Cette ouverture commerciale pourrait ainsi devenir un véritable levier de croissance économique. Mais elle ne produira des effets durables que si elle s'accompagne d'efforts soutenus pour améliorer la compétitivité des entreprises, accroître la production nationale et développer la transformation locale. L'un des principaux défis de l'économie malienne demeure en effet la faible valorisation de ses ressources. L'enjeu n'est donc pas seulement d'exporter davantage de matières premières, mais surtout de créer plus de valeur ajoutée, grâce à leur transformation sur place, afin de renforcer la compétitivité des produits maliens sur les marchés internationaux. Pour rappel, la Chine applique un tarif douanier de 0% sur les importations et couvre 100 % des lignes tarifaires et offre des avantages compétitifs significatifs, notamment pour les produits agricoles et transformés. 
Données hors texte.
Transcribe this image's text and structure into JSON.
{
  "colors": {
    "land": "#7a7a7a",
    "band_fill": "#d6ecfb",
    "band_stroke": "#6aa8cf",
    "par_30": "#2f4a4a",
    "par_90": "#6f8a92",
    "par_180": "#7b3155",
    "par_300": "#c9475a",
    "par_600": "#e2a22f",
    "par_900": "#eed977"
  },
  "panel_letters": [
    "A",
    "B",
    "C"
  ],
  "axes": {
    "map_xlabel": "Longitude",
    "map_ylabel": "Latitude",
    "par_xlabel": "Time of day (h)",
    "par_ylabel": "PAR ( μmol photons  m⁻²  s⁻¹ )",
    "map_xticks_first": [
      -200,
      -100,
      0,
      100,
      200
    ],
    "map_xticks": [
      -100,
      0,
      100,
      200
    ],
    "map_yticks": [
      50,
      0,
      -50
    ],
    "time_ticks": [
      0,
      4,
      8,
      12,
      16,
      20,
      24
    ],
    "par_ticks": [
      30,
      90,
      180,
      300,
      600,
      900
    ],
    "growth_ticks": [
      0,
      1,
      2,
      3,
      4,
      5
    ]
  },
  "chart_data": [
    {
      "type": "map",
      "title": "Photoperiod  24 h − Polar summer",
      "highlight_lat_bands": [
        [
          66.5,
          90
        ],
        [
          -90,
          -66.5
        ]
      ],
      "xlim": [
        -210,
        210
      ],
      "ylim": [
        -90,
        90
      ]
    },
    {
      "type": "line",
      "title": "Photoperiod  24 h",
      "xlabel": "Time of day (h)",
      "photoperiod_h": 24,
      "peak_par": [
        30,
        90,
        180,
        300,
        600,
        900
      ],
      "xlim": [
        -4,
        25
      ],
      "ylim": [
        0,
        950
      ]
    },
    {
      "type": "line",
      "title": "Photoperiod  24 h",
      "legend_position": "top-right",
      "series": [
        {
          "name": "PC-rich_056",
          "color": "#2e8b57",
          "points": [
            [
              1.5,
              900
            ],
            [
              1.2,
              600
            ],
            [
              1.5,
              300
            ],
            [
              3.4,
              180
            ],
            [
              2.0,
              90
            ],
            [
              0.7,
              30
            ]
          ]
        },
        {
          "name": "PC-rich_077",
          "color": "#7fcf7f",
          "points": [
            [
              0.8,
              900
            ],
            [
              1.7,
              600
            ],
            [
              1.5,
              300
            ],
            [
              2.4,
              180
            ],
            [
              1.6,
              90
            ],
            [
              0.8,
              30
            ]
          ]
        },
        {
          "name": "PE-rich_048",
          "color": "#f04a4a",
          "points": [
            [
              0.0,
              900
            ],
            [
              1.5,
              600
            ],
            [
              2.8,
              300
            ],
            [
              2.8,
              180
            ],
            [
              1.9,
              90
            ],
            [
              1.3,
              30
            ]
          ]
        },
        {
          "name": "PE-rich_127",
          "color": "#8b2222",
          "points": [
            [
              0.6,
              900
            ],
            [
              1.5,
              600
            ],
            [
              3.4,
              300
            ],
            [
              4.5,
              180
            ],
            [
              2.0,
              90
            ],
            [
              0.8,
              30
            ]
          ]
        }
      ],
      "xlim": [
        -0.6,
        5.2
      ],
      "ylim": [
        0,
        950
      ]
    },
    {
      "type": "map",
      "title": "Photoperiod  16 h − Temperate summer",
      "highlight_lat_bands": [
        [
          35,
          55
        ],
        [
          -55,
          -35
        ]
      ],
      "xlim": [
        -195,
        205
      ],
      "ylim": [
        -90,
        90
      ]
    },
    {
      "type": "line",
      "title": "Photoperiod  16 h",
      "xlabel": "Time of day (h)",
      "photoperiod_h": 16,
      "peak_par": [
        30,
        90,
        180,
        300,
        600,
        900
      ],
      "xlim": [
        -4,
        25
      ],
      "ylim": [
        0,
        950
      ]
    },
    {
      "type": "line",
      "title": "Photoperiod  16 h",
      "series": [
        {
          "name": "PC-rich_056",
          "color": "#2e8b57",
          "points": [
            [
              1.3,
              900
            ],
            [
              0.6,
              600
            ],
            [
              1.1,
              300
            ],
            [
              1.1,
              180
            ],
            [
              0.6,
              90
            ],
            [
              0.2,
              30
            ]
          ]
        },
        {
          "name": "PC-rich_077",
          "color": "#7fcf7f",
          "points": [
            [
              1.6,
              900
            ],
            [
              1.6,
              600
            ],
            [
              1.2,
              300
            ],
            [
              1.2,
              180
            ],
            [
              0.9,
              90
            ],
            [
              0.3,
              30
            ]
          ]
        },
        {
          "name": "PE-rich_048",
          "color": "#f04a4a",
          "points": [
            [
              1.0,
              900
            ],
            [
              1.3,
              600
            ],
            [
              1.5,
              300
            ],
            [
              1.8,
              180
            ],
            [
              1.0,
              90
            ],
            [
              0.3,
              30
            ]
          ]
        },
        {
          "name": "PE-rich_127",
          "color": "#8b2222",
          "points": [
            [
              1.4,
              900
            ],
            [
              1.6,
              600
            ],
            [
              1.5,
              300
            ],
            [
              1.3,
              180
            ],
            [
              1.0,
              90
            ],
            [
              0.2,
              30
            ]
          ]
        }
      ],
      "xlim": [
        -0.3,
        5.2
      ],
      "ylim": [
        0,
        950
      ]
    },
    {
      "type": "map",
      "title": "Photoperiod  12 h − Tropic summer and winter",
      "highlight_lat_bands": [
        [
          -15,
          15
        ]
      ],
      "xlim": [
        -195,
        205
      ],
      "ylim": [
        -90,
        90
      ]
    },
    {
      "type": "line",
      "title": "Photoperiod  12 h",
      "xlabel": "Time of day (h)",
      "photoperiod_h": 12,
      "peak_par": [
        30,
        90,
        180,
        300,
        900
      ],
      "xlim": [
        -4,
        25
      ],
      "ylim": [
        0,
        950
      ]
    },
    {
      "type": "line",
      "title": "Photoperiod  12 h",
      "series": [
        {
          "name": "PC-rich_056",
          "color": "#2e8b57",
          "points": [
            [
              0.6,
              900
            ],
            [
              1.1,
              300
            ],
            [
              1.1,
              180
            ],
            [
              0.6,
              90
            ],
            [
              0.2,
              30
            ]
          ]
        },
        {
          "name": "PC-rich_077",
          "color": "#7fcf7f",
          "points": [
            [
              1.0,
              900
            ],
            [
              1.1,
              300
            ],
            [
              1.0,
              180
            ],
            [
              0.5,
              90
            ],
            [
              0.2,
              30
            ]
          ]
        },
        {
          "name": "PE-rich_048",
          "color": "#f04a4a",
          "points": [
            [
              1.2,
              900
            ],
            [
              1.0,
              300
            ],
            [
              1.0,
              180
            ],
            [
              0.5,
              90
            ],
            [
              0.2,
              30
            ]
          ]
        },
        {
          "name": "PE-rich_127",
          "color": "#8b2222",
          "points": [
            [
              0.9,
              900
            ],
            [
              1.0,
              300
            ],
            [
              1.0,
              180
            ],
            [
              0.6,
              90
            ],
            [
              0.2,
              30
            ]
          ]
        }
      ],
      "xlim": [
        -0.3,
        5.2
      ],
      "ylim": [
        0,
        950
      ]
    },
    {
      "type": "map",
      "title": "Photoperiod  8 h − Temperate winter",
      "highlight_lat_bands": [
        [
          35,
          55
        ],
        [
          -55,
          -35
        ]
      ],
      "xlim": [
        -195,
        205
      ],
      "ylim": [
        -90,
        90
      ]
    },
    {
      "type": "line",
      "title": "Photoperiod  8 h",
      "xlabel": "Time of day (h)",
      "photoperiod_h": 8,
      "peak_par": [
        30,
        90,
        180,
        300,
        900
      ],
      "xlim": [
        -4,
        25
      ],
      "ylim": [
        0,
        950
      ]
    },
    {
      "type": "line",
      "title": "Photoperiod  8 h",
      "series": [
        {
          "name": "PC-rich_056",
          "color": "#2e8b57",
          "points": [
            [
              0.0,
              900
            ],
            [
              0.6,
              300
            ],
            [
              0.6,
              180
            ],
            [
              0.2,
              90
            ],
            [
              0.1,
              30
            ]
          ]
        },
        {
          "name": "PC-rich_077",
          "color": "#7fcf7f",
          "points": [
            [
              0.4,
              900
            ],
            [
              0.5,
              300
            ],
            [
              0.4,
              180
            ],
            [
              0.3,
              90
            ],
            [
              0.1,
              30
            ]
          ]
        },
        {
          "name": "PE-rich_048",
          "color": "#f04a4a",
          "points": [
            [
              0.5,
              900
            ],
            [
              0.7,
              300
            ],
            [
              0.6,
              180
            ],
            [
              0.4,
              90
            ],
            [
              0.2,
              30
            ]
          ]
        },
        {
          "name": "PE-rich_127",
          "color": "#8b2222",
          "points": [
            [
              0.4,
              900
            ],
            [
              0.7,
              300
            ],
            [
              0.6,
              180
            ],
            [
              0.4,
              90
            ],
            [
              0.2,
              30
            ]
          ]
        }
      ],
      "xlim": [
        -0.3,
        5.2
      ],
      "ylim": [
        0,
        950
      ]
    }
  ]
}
Pour le Mali, cette décision constitue une avancée importante, mais elle représente aussi un levier de croissance économique. Pour qu'elle se traduise par une hausse durable des exportations, de l'emploi et de la croissance, elle devra être accompagnée de réformes visant à améliorer la compétitivité des entreprises, à renforcer les capacités des exportateurs et à accélérer la transformation industrielle. Plus qu'un simple avantage tarifaire, cette ouverture vers le marché chinois constitue désormais un test de la capacité du Mali à convertir une opportunité commerciale en véritable moteur de développement économique.